Sudani is running against established political parties in his ruling coalition in Iraq’s November 11 election and said he expects to win. Many analysts regard him as the frontrunner.
“We expect a significant victory,” he said, adding he wanted a second term. “We want to keep going on this path.”
Sudani said he believed this year’s elections would see a higher turnout than last year’s roughly 40 percent in parliamentary polls, which was down from around 80 percent two decades ago.

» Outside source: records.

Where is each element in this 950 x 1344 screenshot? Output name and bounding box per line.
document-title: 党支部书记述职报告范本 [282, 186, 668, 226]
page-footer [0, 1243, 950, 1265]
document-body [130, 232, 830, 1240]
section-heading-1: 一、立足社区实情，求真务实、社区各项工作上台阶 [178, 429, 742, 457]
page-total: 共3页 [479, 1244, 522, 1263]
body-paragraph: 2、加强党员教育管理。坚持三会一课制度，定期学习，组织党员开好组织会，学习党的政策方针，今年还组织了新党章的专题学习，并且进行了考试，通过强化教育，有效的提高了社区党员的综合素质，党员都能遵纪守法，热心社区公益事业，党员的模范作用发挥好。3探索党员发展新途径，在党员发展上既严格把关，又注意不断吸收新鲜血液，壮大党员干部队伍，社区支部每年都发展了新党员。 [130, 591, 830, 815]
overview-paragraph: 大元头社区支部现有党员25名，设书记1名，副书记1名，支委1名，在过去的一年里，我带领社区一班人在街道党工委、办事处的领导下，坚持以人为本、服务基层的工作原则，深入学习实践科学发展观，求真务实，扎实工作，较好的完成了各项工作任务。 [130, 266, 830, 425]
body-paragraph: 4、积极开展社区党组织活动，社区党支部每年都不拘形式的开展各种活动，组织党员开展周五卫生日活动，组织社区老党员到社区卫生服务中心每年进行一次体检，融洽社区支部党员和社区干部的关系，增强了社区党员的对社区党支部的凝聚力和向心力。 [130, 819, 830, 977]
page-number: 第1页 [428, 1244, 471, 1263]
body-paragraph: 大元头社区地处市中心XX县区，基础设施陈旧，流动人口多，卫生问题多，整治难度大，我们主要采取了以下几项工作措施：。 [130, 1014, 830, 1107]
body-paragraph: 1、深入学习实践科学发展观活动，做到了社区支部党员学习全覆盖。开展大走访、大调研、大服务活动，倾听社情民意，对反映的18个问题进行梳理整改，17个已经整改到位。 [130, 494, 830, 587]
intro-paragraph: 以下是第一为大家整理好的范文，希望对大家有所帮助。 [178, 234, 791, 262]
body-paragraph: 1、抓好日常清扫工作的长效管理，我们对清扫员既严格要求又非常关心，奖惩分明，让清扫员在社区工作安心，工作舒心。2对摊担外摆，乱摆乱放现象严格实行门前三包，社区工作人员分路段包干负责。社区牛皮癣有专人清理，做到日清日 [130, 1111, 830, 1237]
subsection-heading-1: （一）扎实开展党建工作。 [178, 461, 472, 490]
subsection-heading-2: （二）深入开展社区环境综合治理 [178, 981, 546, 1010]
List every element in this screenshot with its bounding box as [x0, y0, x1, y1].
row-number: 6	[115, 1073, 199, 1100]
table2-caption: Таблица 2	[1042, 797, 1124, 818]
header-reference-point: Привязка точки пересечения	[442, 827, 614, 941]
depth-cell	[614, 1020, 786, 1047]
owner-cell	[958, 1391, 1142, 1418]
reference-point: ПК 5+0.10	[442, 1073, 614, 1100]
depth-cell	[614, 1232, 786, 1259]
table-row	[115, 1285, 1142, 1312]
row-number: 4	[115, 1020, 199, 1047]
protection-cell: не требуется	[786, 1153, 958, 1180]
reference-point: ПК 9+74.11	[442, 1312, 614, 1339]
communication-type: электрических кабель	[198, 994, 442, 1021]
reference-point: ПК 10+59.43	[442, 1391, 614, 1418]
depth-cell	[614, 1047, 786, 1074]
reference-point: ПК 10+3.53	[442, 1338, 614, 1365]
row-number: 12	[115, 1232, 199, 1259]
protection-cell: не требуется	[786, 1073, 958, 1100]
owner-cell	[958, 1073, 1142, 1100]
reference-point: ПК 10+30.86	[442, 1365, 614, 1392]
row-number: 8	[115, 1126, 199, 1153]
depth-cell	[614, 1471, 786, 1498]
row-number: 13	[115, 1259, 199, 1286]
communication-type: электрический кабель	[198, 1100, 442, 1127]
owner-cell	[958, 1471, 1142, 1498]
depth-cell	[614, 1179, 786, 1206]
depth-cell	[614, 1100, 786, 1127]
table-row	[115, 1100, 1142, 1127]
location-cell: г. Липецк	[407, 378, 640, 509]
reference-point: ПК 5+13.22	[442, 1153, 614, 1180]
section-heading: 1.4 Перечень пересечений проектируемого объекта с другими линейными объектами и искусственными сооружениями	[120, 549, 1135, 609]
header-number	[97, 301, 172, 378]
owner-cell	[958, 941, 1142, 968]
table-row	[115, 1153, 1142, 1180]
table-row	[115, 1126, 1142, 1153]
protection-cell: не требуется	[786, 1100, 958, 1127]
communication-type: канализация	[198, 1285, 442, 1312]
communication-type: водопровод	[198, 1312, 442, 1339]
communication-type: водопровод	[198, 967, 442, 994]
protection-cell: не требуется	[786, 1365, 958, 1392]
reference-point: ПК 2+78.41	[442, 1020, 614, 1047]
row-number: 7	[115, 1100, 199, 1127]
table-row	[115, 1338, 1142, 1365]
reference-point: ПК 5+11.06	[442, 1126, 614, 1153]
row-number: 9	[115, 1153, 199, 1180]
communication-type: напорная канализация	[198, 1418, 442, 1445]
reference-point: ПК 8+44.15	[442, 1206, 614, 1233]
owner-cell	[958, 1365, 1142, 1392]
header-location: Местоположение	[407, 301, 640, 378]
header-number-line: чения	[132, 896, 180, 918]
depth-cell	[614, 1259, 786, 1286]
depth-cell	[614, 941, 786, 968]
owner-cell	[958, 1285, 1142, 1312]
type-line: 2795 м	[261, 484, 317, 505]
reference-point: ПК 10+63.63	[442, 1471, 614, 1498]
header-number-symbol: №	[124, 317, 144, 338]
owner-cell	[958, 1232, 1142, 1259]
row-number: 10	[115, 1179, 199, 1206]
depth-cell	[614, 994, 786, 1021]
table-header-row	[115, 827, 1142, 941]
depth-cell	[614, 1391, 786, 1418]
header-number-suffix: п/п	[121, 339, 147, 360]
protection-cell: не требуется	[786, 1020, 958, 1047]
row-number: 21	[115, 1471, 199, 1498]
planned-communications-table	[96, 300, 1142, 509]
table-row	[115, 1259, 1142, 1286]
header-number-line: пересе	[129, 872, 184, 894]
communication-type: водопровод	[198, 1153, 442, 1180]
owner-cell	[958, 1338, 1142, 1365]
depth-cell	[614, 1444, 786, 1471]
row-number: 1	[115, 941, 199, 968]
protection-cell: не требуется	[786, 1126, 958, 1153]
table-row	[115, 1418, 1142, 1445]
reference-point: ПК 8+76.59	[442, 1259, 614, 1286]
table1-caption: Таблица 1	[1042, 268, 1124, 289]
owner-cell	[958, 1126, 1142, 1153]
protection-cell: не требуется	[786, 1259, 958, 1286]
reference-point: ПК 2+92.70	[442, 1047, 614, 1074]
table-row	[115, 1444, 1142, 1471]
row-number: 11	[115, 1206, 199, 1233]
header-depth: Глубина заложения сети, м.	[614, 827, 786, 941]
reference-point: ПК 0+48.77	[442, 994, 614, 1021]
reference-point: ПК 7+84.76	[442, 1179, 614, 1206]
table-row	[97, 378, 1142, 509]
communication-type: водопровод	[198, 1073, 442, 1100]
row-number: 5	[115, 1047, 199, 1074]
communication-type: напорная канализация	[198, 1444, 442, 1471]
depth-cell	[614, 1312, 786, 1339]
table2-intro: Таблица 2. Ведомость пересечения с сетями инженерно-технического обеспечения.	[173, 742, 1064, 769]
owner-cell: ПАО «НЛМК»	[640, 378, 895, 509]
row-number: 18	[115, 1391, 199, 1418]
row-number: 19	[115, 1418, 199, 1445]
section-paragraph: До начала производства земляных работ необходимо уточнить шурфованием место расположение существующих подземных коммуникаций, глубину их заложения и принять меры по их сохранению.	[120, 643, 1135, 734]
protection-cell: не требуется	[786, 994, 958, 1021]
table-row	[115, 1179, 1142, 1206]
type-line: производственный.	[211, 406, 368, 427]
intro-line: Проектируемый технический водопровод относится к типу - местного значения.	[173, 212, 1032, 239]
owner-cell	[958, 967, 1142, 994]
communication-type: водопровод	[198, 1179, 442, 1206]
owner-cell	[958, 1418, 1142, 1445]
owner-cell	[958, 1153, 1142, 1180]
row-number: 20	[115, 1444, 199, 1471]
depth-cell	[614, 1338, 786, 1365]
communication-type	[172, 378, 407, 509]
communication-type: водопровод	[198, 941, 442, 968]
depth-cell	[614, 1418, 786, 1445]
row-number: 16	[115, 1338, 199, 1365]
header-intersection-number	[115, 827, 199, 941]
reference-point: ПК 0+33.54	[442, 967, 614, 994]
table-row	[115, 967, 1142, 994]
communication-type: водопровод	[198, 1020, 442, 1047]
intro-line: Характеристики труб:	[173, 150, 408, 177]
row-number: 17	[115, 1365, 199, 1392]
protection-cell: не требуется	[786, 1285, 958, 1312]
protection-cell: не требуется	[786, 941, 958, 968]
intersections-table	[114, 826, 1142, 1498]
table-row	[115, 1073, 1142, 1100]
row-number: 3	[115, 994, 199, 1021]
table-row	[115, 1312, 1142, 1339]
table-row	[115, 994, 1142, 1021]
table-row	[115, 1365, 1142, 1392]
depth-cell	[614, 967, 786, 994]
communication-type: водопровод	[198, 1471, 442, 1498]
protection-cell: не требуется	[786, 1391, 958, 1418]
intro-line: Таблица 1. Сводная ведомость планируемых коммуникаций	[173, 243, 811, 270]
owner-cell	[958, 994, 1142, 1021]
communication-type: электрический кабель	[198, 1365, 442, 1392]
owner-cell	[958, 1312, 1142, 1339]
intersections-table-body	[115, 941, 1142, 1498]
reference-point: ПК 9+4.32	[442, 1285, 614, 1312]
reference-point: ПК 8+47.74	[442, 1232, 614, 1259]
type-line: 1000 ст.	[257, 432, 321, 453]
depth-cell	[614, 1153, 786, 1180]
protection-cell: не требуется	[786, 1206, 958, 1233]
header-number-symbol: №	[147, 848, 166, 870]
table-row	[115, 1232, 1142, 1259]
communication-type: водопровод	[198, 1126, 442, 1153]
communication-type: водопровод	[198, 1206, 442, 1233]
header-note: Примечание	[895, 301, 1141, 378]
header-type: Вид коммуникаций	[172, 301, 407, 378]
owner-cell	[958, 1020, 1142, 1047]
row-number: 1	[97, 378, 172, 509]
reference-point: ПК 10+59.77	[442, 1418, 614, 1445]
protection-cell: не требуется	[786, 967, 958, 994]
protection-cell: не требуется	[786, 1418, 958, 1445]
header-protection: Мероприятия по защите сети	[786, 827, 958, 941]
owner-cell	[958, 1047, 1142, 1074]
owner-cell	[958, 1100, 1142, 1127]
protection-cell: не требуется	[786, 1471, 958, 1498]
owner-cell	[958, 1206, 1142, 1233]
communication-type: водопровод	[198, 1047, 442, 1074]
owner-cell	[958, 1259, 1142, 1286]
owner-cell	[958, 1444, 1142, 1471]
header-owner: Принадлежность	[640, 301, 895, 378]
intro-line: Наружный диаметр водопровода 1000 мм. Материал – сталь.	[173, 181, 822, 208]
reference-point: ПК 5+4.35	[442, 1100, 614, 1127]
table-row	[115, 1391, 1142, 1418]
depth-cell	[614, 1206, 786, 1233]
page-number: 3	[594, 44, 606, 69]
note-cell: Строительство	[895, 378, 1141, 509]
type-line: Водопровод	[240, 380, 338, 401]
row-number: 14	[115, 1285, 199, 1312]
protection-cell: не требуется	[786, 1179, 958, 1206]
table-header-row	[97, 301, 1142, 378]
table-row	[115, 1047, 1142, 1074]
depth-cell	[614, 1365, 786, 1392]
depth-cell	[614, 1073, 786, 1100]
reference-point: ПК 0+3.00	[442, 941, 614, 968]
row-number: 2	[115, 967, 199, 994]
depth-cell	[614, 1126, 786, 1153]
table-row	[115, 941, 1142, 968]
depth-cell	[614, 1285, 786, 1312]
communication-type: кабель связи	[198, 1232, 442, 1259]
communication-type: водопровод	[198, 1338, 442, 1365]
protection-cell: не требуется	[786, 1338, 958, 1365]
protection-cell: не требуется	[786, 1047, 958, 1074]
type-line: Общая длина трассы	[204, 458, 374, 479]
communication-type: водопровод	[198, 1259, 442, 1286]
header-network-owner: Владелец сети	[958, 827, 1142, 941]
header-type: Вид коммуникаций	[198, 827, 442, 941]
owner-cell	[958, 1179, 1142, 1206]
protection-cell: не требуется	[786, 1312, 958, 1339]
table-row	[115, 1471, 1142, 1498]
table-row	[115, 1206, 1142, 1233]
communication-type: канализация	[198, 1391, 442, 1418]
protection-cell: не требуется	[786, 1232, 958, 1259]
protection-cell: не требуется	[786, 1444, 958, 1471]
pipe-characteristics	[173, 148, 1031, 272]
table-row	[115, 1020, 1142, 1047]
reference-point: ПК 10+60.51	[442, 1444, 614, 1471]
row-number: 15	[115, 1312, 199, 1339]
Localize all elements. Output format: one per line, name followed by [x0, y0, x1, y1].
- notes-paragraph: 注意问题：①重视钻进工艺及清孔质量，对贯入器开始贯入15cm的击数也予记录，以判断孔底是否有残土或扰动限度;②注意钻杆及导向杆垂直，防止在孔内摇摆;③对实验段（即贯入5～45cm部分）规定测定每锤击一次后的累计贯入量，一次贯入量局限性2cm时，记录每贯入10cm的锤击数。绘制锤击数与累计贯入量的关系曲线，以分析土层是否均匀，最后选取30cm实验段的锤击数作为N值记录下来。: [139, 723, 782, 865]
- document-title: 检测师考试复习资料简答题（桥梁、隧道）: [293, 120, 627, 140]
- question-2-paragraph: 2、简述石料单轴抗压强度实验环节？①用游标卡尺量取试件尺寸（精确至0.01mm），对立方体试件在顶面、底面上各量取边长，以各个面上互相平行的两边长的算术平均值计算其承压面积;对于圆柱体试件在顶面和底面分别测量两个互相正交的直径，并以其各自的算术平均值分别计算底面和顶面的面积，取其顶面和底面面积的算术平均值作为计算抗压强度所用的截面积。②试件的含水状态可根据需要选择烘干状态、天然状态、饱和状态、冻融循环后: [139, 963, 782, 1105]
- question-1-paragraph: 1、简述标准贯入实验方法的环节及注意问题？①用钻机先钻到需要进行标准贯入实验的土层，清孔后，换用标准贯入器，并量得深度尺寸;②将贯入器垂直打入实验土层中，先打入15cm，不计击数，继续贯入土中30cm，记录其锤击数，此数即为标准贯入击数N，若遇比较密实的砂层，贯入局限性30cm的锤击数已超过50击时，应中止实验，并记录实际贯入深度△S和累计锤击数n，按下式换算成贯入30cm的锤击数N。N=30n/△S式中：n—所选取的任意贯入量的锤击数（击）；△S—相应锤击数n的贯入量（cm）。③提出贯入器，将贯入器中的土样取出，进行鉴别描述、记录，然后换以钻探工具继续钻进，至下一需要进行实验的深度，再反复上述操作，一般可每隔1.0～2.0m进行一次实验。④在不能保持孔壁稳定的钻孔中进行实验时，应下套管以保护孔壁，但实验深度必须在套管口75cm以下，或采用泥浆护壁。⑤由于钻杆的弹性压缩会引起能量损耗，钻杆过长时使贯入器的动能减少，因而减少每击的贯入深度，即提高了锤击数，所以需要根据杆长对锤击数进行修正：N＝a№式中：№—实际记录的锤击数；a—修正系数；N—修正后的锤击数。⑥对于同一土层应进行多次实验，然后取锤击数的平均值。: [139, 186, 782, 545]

Sudani campaigns as Iraq’s builder-in-chief
He has portrayed himself as the builder-in-chief, his campaign posters strategically laid out at key sites of Baghdad construction, including a new dual-carriageway along the Tigris in the center of the capital.
He ticks off the number of incomplete projects he inherited from previous governments – 2,582, he said — and notes he spent a fraction of their initial cost to finish them.
Many Iraqis have been positive about the roads, bridges and buildings they have seen go up, helping to somewhat alleviate the choking traffic in the city.
But it has come at a cost.
Sudani’s three-year budget was the largest in Iraq’s history at over $150 billion a year.
He also hired about 1 million employees into the already-bloated state bureaucracy, buying social stability at the cost of severely limiting the government’s fiscal room for maneuver.
“I am not worried about Iraq’s financial and economic situation. Iraq is a rich country with many resources, but my fear is that the implementation of reforms is delayed,” he said.